La situation est très claire. Vous tentez simplement de faire indirectement ce que vous ne pouvez pas faire directement. Personne ne dit que vous ne pouvez pas présenter de motion. Cependant, si la motion est irrecevable, elle est irrecevable. C’est le cas de cette motion. Vous tentez de contourner des règles qui ont été établies au Sénat il y a longtemps.

J’appuie le recours au Règlement du sénateur Cowan.

[…]


L’honorable Pierrette Ringuette :

Honorables sénateurs, j’aimerais appuyer le rappel au Règlement soulevé par le sénateur Cowan.

Nous avons débattu de ce projet de loi pendant de longues périodes en mai et en juin 2013. La volonté du Sénat à l’époque était de renvoyer un projet de loi amendé à la Chambre des communes.

À preuve, lorsque l’amendement proposé par le sénateur Segal a été soumis au vote en juin 2013, plusieurs sénateurs conservateurs l’ont appuyé. Je me souviens clairement que certains se sont abstenus. Certains ont pris leur retraite depuis. Cependant, certains parmi ceux qui ont voté en faveur de l’amendement au projet de loi C-377 sont encore ici, à savoir les sénateurs Doyle, Green, Lang, McIntyre, Nancy Ruth, Seidman, Smith (Saurel), Unger et Verner.

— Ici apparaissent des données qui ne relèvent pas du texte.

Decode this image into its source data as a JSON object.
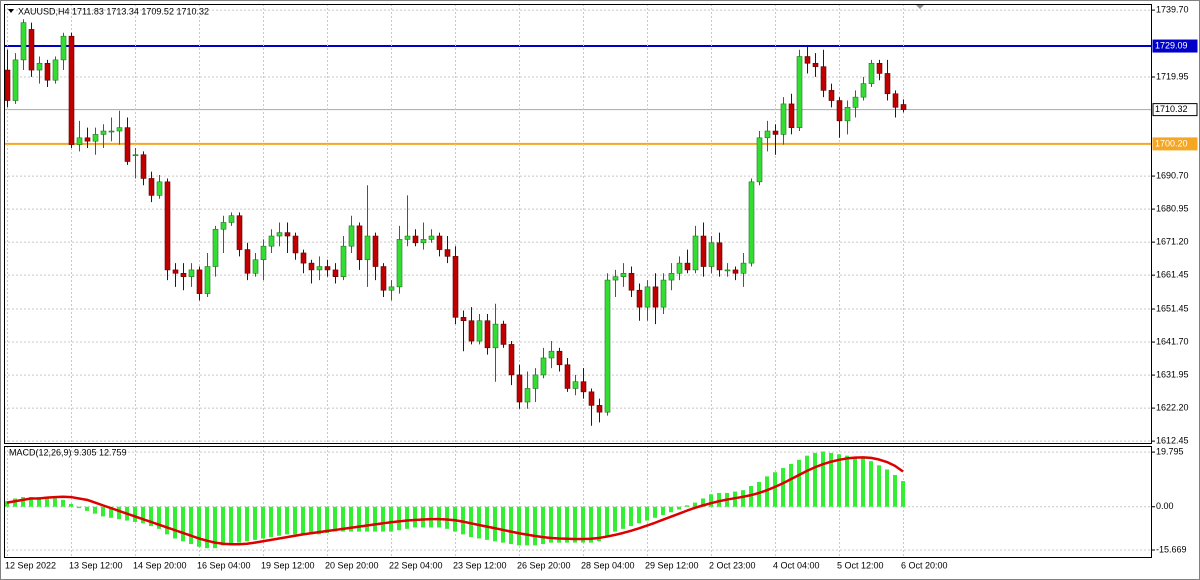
{
  "chart_data": [
    {
      "type": "candlestick",
      "title": "XAUUSD,H4  1711.83 1713.34 1709.52 1710.32",
      "ylim": [
        1611.9,
        1741.5
      ],
      "yticks": [
        1612.45,
        {
          "value": 1622.2,
          "label": "1622.20"
        },
        1631.95,
        {
          "value": 1641.7,
          "label": "1641.70"
        },
        1651.45,
        1661.45,
        {
          "value": 1671.2,
          "label": "1671.20"
        },
        1680.95,
        {
          "value": 1690.7,
          "label": "1690.70"
        },
        1719.95,
        {
          "value": 1739.7,
          "label": "1739.70"
        }
      ],
      "grid": true,
      "up_color": "#33dd33",
      "down_color": "#c00000",
      "hlines": [
        {
          "value": 1729.09,
          "color": "#0000c8",
          "text_color": "#ffffff"
        },
        {
          "value": 1710.32,
          "color": "#a0a8b8",
          "text_color": "#000000"
        },
        {
          "value": 1700.2,
          "label": "1700.20",
          "color": "#f5a623",
          "text_color": "#ffffff"
        }
      ],
      "open": [
        1722,
        1713,
        1725,
        1734,
        1722,
        1724,
        1719,
        1725,
        1732,
        1700,
        1702,
        1701,
        1703,
        1704,
        1704,
        1705,
        1697,
        1697,
        1690,
        1685,
        1689,
        1663,
        1662,
        1661,
        1663,
        1656,
        1664,
        1675,
        1677,
        1679,
        1669,
        1662,
        1666,
        1670,
        1673,
        1674,
        1673,
        1668,
        1665,
        1663,
        1664,
        1663,
        1661,
        1670,
        1676,
        1666,
        1673,
        1664,
        1657,
        1658,
        1672,
        1673,
        1671,
        1672,
        1673,
        1669,
        1667,
        1649,
        1648,
        1642,
        1648,
        1640,
        1647,
        1641,
        1632,
        1624,
        1628,
        1632,
        1637,
        1639,
        1635,
        1628,
        1630,
        1627,
        1623,
        1621,
        1660,
        1661,
        1662,
        1657,
        1652,
        1658,
        1652,
        1660,
        1662,
        1665,
        1663,
        1673,
        1664,
        1671,
        1663,
        1663,
        1662,
        1665,
        1689,
        1702,
        1704,
        1703,
        1712,
        1705,
        1726,
        1724,
        1723,
        1716,
        1713,
        1707,
        1711,
        1714,
        1718,
        1724,
        1721,
        1715,
        1711.83
      ],
      "high": [
        1728,
        1727,
        1737,
        1736,
        1726,
        1725,
        1726,
        1733,
        1733,
        1707,
        1705,
        1705,
        1706,
        1708,
        1710,
        1708,
        1699,
        1698,
        1692,
        1691,
        1690,
        1665,
        1665,
        1665,
        1664,
        1668,
        1676,
        1679,
        1680,
        1680,
        1671,
        1668,
        1672,
        1675,
        1677,
        1677,
        1674,
        1669,
        1666,
        1667,
        1666,
        1665,
        1673,
        1679,
        1677,
        1688,
        1674,
        1665,
        1660,
        1676,
        1685,
        1675,
        1677,
        1675,
        1674,
        1673,
        1670,
        1651,
        1652,
        1650,
        1650,
        1653,
        1648,
        1642,
        1635,
        1633,
        1634,
        1640,
        1642,
        1640,
        1637,
        1632,
        1634,
        1628,
        1625,
        1662,
        1663,
        1665,
        1664,
        1659,
        1660,
        1662,
        1662,
        1665,
        1667,
        1669,
        1676,
        1677,
        1673,
        1674,
        1665,
        1664,
        1668,
        1690,
        1704,
        1707,
        1706,
        1714,
        1715,
        1728,
        1729,
        1727,
        1728,
        1718,
        1714,
        1713,
        1716,
        1720,
        1725,
        1725,
        1725,
        1716,
        1713.34
      ],
      "low": [
        1711,
        1712,
        1722,
        1720,
        1718,
        1717,
        1718,
        1722,
        1699,
        1698,
        1699,
        1697,
        1699,
        1701,
        1700,
        1694,
        1690,
        1688,
        1683,
        1684,
        1660,
        1658,
        1657,
        1658,
        1654,
        1655,
        1661,
        1668,
        1676,
        1667,
        1660,
        1661,
        1660,
        1668,
        1670,
        1668,
        1666,
        1662,
        1659,
        1660,
        1661,
        1659,
        1660,
        1668,
        1663,
        1658,
        1660,
        1655,
        1654,
        1656,
        1670,
        1670,
        1669,
        1671,
        1667,
        1665,
        1647,
        1639,
        1641,
        1641,
        1638,
        1630,
        1640,
        1629,
        1622,
        1622,
        1624,
        1631,
        1634,
        1633,
        1627,
        1626,
        1625,
        1617,
        1618,
        1620,
        1655,
        1658,
        1655,
        1648,
        1648,
        1647,
        1650,
        1657,
        1660,
        1662,
        1662,
        1661,
        1662,
        1661,
        1661,
        1660,
        1658,
        1664,
        1688,
        1698,
        1697,
        1700,
        1703,
        1704,
        1721,
        1720,
        1714,
        1711,
        1702,
        1703,
        1708,
        1713,
        1717,
        1719,
        1713,
        1708,
        1709.52
      ],
      "close": [
        1713,
        1725,
        1736,
        1722,
        1724,
        1719,
        1725,
        1732,
        1700,
        1702,
        1701,
        1703,
        1704,
        1704,
        1705,
        1695,
        1697,
        1690,
        1685,
        1689,
        1663,
        1662,
        1661,
        1663,
        1656,
        1664,
        1675,
        1677,
        1679,
        1669,
        1662,
        1666,
        1670,
        1673,
        1674,
        1673,
        1668,
        1665,
        1663,
        1664,
        1663,
        1661,
        1670,
        1676,
        1666,
        1673,
        1664,
        1657,
        1658,
        1672,
        1673,
        1671,
        1672,
        1673,
        1669,
        1667,
        1649,
        1648,
        1642,
        1648,
        1640,
        1647,
        1641,
        1632,
        1624,
        1628,
        1632,
        1637,
        1639,
        1635,
        1628,
        1630,
        1627,
        1623,
        1621,
        1660,
        1661,
        1662,
        1657,
        1652,
        1658,
        1652,
        1660,
        1662,
        1665,
        1663,
        1673,
        1664,
        1671,
        1663,
        1663,
        1662,
        1665,
        1689,
        1702,
        1704,
        1703,
        1712,
        1705,
        1726,
        1724,
        1723,
        1716,
        1713,
        1707,
        1711,
        1714,
        1718,
        1724,
        1721,
        1715,
        1711,
        1710.32
      ]
    },
    {
      "type": "macd",
      "title": "MACD(12,26,9) 9.305 12.759",
      "ylim": [
        -18.2,
        22.0
      ],
      "yticks": [
        -15.669,
        {
          "value": 0,
          "label": "0.00"
        },
        19.795
      ],
      "categories": [
        "12 Sep 2022",
        null,
        null,
        null,
        null,
        null,
        null,
        null,
        "13 Sep 12:00",
        null,
        null,
        null,
        null,
        null,
        null,
        null,
        "14 Sep 20:00",
        null,
        null,
        null,
        null,
        null,
        null,
        null,
        "16 Sep 04:00",
        null,
        null,
        null,
        null,
        null,
        null,
        null,
        "19 Sep 12:00",
        null,
        null,
        null,
        null,
        null,
        null,
        null,
        "20 Sep 20:00",
        null,
        null,
        null,
        null,
        null,
        null,
        null,
        "22 Sep 04:00",
        null,
        null,
        null,
        null,
        null,
        null,
        null,
        "23 Sep 12:00",
        null,
        null,
        null,
        null,
        null,
        null,
        null,
        "26 Sep 20:00",
        null,
        null,
        null,
        null,
        null,
        null,
        null,
        "28 Sep 04:00",
        null,
        null,
        null,
        null,
        null,
        null,
        null,
        "29 Sep 12:00",
        null,
        null,
        null,
        null,
        null,
        null,
        null,
        "2 Oct 23:00",
        null,
        null,
        null,
        null,
        null,
        null,
        null,
        "4 Oct 04:00",
        null,
        null,
        null,
        null,
        null,
        null,
        null,
        "5 Oct 12:00",
        null,
        null,
        null,
        null,
        null,
        null,
        null,
        "6 Oct 20:00"
      ],
      "histogram": {
        "color": "#33ee33",
        "values": [
          2,
          3,
          3.5,
          3.5,
          3.5,
          3,
          3,
          2.5,
          1,
          -0.5,
          -1.5,
          -2.5,
          -3.5,
          -4,
          -4.5,
          -5,
          -5.5,
          -6,
          -7,
          -8,
          -10,
          -11.5,
          -12.5,
          -13.5,
          -14.5,
          -15,
          -15,
          -14,
          -13.5,
          -13,
          -12.5,
          -12,
          -11.5,
          -11,
          -10.5,
          -10,
          -10,
          -10,
          -10,
          -10,
          -9.5,
          -9,
          -9,
          -9,
          -9,
          -9,
          -9,
          -9,
          -9,
          -8.5,
          -8,
          -7.5,
          -7.5,
          -7.5,
          -7.5,
          -8,
          -9,
          -10,
          -11,
          -11.5,
          -12,
          -12.5,
          -13,
          -13.5,
          -14,
          -14,
          -14,
          -13.5,
          -13,
          -13,
          -13,
          -13,
          -13,
          -13,
          -12.5,
          -10.5,
          -9,
          -8,
          -7,
          -6,
          -5,
          -4,
          -3,
          -2,
          -1,
          0.5,
          1.5,
          3,
          4.5,
          5,
          5,
          5.5,
          6,
          7.5,
          9,
          11,
          12.5,
          14,
          15.5,
          17,
          18.5,
          19.5,
          20,
          19.5,
          19,
          18.5,
          18,
          17.5,
          16.5,
          15,
          13.5,
          11.5,
          9.305
        ]
      },
      "signal": {
        "color": "#dd0000",
        "values": [
          1.5,
          2,
          2.5,
          3,
          3,
          3.3,
          3.5,
          3.6,
          3.5,
          3,
          2.5,
          1.5,
          0.5,
          -0.5,
          -1.5,
          -2.5,
          -3.5,
          -4.5,
          -5.5,
          -6.5,
          -7.5,
          -8.5,
          -9.5,
          -10.5,
          -11.5,
          -12.3,
          -13,
          -13.4,
          -13.6,
          -13.6,
          -13.4,
          -13,
          -12.5,
          -12,
          -11.5,
          -11,
          -10.5,
          -10,
          -9.6,
          -9.2,
          -8.8,
          -8.4,
          -8,
          -7.6,
          -7.2,
          -6.8,
          -6.4,
          -6,
          -5.6,
          -5.3,
          -5,
          -4.8,
          -4.6,
          -4.5,
          -4.5,
          -4.6,
          -4.9,
          -5.4,
          -6,
          -6.6,
          -7.2,
          -7.8,
          -8.4,
          -9,
          -9.6,
          -10.1,
          -10.6,
          -11,
          -11.3,
          -11.5,
          -11.6,
          -11.7,
          -11.7,
          -11.6,
          -11.3,
          -10.8,
          -10.2,
          -9.5,
          -8.7,
          -7.8,
          -6.8,
          -5.8,
          -4.7,
          -3.6,
          -2.5,
          -1.4,
          -0.4,
          0.5,
          1.3,
          2,
          2.6,
          3.1,
          3.6,
          4.2,
          5,
          6,
          7.2,
          8.5,
          10,
          11.5,
          13,
          14.3,
          15.4,
          16.3,
          17,
          17.5,
          17.8,
          17.9,
          17.7,
          17.1,
          16.2,
          14.8,
          12.759
        ]
      }
    }
  ]
}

Le Sénat avait fait son travail sur le projet de loi C-377, qui a été amendé, puis renvoyé à l’autre endroit. Nous savons tous ce qui s’est produit à l’époque. En raison de la prorogation, le projet de loi nous est revenu quand nous avons recommencé à siéger en octobre 2013.

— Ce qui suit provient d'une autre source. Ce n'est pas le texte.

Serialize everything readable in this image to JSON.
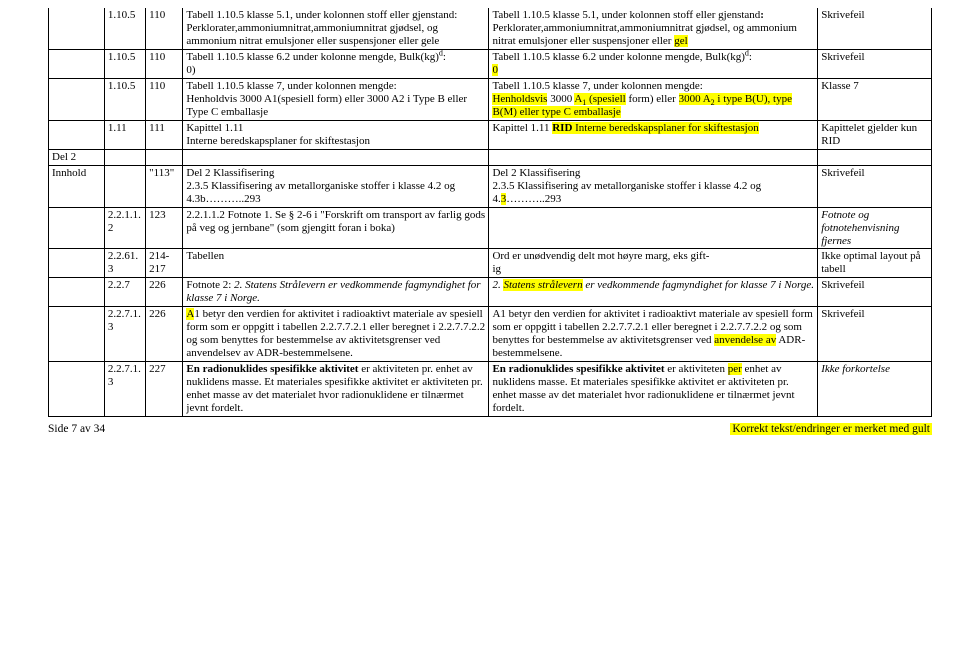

Ce projet de loi a traîné sous la rubrique « Autres affaires » de notre Feuilleton pendant 13 mois, c’est-à-dire d’octobre 2013 à novembre 2014, sans être appelé pour la deuxième lecture. Je répète : pendant 13 mois, le gouvernement n’a pas jugé que ce projet de loi d’initiative parlementaire représentait une priorité.

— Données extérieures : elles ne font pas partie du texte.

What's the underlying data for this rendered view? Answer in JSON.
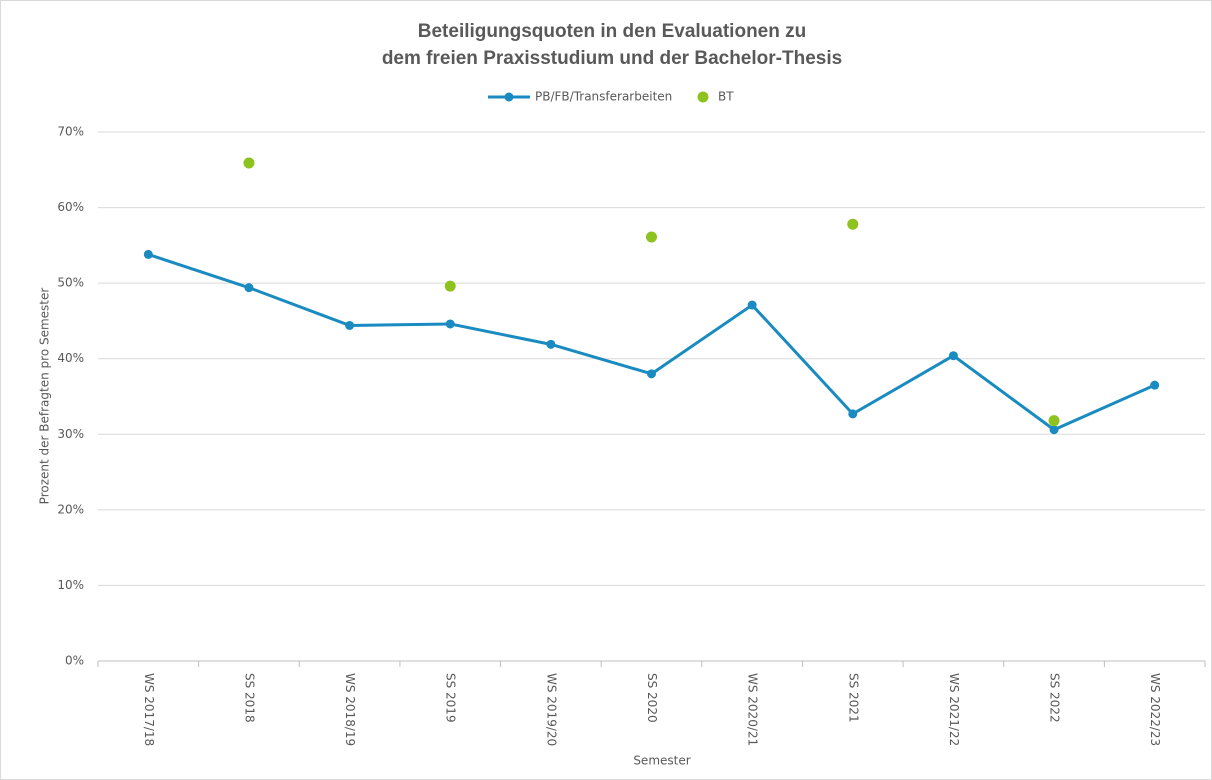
{
  "chart_data": {
    "type": "line",
    "title": [
      "Beteiligungsquoten in den Evaluationen zu",
      "dem freien Praxisstudium und der Bachelor-Thesis"
    ],
    "xlabel": "Semester",
    "ylabel": "Prozent der Befragten pro Semester",
    "categories": [
      "WS 2017/18",
      "SS 2018",
      "WS 2018/19",
      "SS 2019",
      "WS 2019/20",
      "SS 2020",
      "WS 2020/21",
      "SS 2021",
      "WS 2021/22",
      "SS 2022",
      "WS 2022/23"
    ],
    "series": [
      {
        "name": "PB/FB/Transferarbeiten",
        "color": "#1a8bc0",
        "line": true,
        "values": [
          53.8,
          49.4,
          44.4,
          44.6,
          41.9,
          38.0,
          47.1,
          32.7,
          40.4,
          30.6,
          36.5
        ]
      },
      {
        "name": "BT",
        "color": "#8dc21f",
        "line": false,
        "values": [
          null,
          65.9,
          null,
          49.6,
          null,
          56.1,
          null,
          57.8,
          null,
          31.8,
          null
        ]
      }
    ],
    "ylim": [
      0,
      70
    ],
    "yticks": [
      {
        "value": 0,
        "label": "0%"
      },
      {
        "value": 10,
        "label": "10%"
      },
      {
        "value": 20,
        "label": "20%"
      },
      {
        "value": 30,
        "label": "30%"
      },
      {
        "value": 40,
        "label": "40%"
      },
      {
        "value": 50,
        "label": "50%"
      },
      {
        "value": 60,
        "label": "60%"
      },
      {
        "value": 70,
        "label": "70%"
      }
    ],
    "grid": true,
    "legend": "top"
  }
}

Quant aux arguments présentés par le sénateur Carignan, qui affirme que le gouvernement dispose de la priorité, de la capacité, du pouvoir et de la puissance dictatoriale lui permettant de choisir et de trier, selon son bon vouloir, ce qui constitue des « affaires du gouvernement » ou d’« autres affaires », quand une « autre affaire » peut devenir une « affaire du gouvernement », et quand une « affaire du gouvernement » peut devenir une « autre affaire », je suis tout à fait désolée, mais ce n’est pas de cette manière que fonctionne notre institution.

Cette motion a été présentée par la leader adjointe du gouvernement.

En ce qui concerne l’opinion publique et la clarté du Règlement du Sénat, j’estime que notre Règlement est clair. En ma qualité d’ancienne députée de la Chambre des communes, je peux affirmer que notre Règlement est beaucoup plus clair que celui de l’autre endroit. Qu’il s’agisse de règles de procédure ou de règles administratives, le Règlement est clair et nous l’avons respecté.

Si nous voulons continuer à favoriser les débats selon les règles de la procédure du Sénat, nous ne pouvons pas, après deux ans, demander à la Chambre des communes de transformer tout à coup un projet de loi d’intérêt privé en projet de loi du gouvernement. Franchement, si c’est de cela qu’il s’agit, ne nous étonnons pas si, au cours des prochains mois, l’opinion publique nous reproche de ne pas pouvoir observer les règles de débat et de second regard.

Or, des seconds regards, dans le cadre de ce projet de loi, il y en a eu beaucoup. Pendant tout le temps où nous avons débattu de ce projet de loi et proposé des amendements en 2013, jamais il n’a été question d’un projet de loi du gouvernement.

Les gamins en culottes courtes de l’autre côté de la rue s’empressaient de parler aux médias pour les assurer que ce n’était pas une politique gouvernementale, que le projet de loi n’était pas une initiative ministérielle, mais bien parlementaire. La presse est truffée de déclarations du genre.

Sauf le respect que je dois à notre institution, j’appuie de tout cœur le recours au Règlement du sénateur Cowan.